Autre domaine en fâcheuse posture : la biodiversité. Pour qu’elle prospère, 50 à 60 % des écosystèmes mondiaux devraient être laissés intacts, selon les chercheurs. Malheureusement, seuls 45 à 50 % d’entre eux se trouvent aujourd’hui dans un tel état, le reste ayant été charcuté par les tronçonneuses, les tracteurs et les centrales à béton. Au sein des territoires dominés par notre espèce (comme les villes ou les champs), chaque kilomètre carré devrait par ailleurs comprendre entre 20 et 25 % d’habitats « semi-naturels », selon les estimations des chercheurs. La présence d’arbres, de haies et autres pousses vertes permet en effet de préserver « l’intégrité fonctionnelle » de ces espaces, c’est-à-dire leur capacité à assurer des services écosystémiques tels que la pollinisation, la production d’humus, ou encore la régulation des insectes ravageurs. Las, seul un tiers (31-36 %) des espaces anthropisés satisfont ce critère.
La pollution par les aérosols supportable
La situation n’est pas plus rose du côté des cycles de l’azote et du phosphore. Ces deux éléments chimiques, rejetés en grande quantité dans l’environnement via les engrais industriels, polluent les écosystèmes aquatiques et contribuent à leur désoxygénation. Le surplus global d’azote dans l’environnement est aujourd’hui estimé à 119 millions de tonnes par an. C’est plus du double de la limite « sûre et juste » identifiée par l’équipe de scientifiques qui s’élève à 57 millions de tonnes par an. Quant au phosphore, son surplus devrait, selon leurs estimations, être compris entre 4,5 et 9 millions de tonnes par an. Cette fourchette est, elle aussi, largement dépassée, ses excédents mondiaux atteignant chaque année dix millions de tonnes.
Seule la pollution par les aérosols semble se trouver à un niveau supportable pour la planète. Les chercheurs ont inclus cet indicateur dans leur analyse car les particules émises dans l’atmosphère via la combustion d’énergies fossiles peuvent, au-delà de leurs effets catastrophiques sur la santé, modifier le système climatique. Des études ont notamment montré que l’augmentation de la quantité d’aérosols dans un hémisphère pouvait y réduire les précipitations, et les augmenter de l’autre côté de l’équateur.
« Si la planète était un corps, tous ses organes seraient affectés »

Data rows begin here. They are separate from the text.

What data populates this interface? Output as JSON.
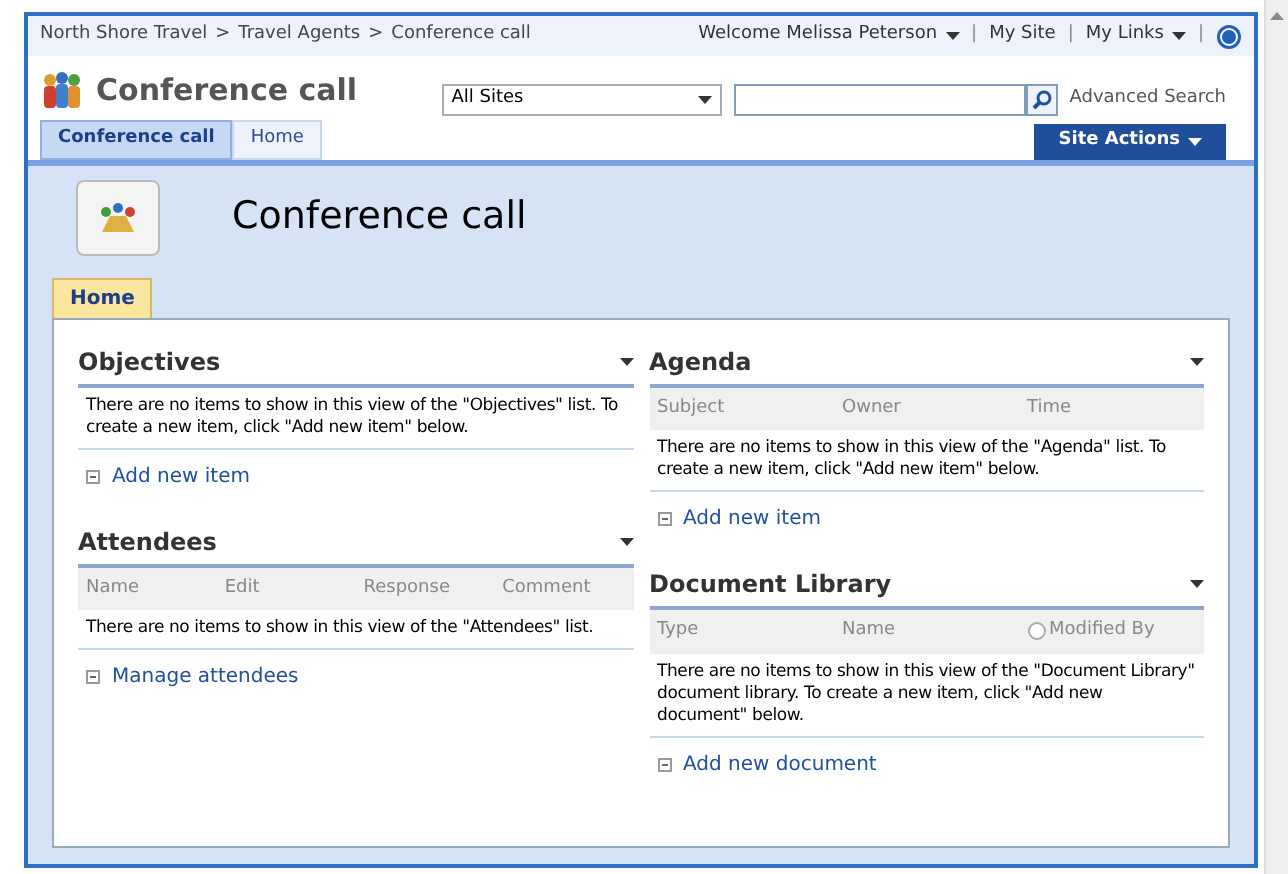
{
  "breadcrumb": [
    "North Shore Travel",
    "Travel Agents",
    "Conference call"
  ],
  "breadcrumb_separator": ">",
  "link_separator": "|",
  "top_links": [
    {
      "label": "Welcome Melissa Peterson",
      "menu": true
    },
    {
      "label": "My Site",
      "menu": false
    },
    {
      "label": "My Links",
      "menu": true
    }
  ],
  "site_title": "Conference call",
  "search": {
    "scope": "All Sites",
    "advanced": "Advanced Search"
  },
  "tabs": [
    {
      "label": "Conference call",
      "selected": true
    },
    {
      "label": "Home",
      "selected": false
    }
  ],
  "site_actions": "Site Actions",
  "page_title": "Conference call",
  "page_tabs": [
    {
      "label": "Home",
      "selected": true
    }
  ],
  "columns": [
    [
      {
        "title": "Objectives",
        "message": "There are no items to show in this view of the \"Objectives\" list. To create a new item, click \"Add new item\" below.",
        "link": "Add new item"
      },
      {
        "title": "Attendees",
        "headers": [
          {
            "label": "Name",
            "indicator": false
          },
          {
            "label": "Edit",
            "indicator": false
          },
          {
            "label": "Response",
            "indicator": false
          },
          {
            "label": "Comment",
            "indicator": false
          }
        ],
        "message": "There are no items to show in this view of the \"Attendees\" list.",
        "link": "Manage attendees"
      }
    ],
    [
      {
        "title": "Agenda",
        "headers": [
          {
            "label": "Subject",
            "indicator": false
          },
          {
            "label": "Owner",
            "indicator": false
          },
          {
            "label": "Time",
            "indicator": false
          }
        ],
        "message": "There are no items to show in this view of the \"Agenda\" list. To create a new item, click \"Add new item\" below.",
        "link": "Add new item"
      },
      {
        "title": "Document Library",
        "headers": [
          {
            "label": "Type",
            "indicator": false
          },
          {
            "label": "Name",
            "indicator": false
          },
          {
            "label": "Modified By",
            "indicator": true
          }
        ],
        "message": "There are no items to show in this view of the \"Document Library\" document library. To create a new item, click \"Add new document\" below.",
        "link": "Add new document"
      }
    ]
  ]
}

Pour éviter de tels bouleversements, l’équipe de scientifiques estime que la différence entre l’épaisseur optique des aérosols des hémisphères nord et sud doit être inférieure à 0,15. Elle est aujourd’hui estimée à 0,05. Attention, cependant, à ne pas se réjouir trop vite : afin que cette limite soit non seulement « sûre », mais également « juste », des mesures de réduction de la pollution aux particules fines, qui tue 4,2 millions de personnes chaque année, doivent être mises en place à travers le monde, selon les auteurs de l’étude.
Filant la métaphore médicale, Johan Rockström a estimé au cours de la conférence de presse que le diagnostic émis par son équipe était « très grave » : « Si la planète était un corps, tous ses organes seraient affectés. Ses poumons, mais aussi ses reins, son foie… » Quoiqu’ardue, la guérison reste possible, a-t-il cependant tenu à souligner. « La fenêtre est encore ouverte, mais elle commence à se fermer. »

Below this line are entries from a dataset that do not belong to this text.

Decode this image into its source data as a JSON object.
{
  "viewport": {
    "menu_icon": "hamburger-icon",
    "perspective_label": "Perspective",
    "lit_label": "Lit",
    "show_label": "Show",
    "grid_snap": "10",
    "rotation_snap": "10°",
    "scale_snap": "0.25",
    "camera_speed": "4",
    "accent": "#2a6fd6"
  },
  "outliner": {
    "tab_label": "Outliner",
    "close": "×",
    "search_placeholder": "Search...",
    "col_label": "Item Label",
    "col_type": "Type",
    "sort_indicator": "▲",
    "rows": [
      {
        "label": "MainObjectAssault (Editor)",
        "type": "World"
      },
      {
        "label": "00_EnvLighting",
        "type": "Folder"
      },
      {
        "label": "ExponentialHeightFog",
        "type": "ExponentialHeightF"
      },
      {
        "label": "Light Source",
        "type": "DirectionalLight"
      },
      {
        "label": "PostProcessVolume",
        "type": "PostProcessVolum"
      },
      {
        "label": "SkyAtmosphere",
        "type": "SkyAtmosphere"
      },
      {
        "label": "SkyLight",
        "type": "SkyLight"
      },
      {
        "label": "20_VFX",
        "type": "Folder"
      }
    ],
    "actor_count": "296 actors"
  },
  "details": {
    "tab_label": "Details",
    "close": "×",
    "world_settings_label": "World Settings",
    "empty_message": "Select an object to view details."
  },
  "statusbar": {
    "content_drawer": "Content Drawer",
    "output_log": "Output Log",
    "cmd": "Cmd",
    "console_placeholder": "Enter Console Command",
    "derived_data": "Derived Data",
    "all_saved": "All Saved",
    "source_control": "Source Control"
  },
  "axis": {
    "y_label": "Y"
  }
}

Revenir en lieu sûr nécessite selon lui une transition écologique « intégrale », prenant en compte l’ensemble des processus terrestres mis à mal par les activités humaines. « Il est difficile de faire machine arrière en ce qui concerne le changement climatique, mais nous pouvons améliorer la situation des autres indicateurs si nous agissons maintenant », a enchéri la chercheuse Joyeeta Gupta. Une lueur d’espoir : désormais, nous connaissons les limites « sûres et justes » que nous devons respecter pour retrouver une planète saine.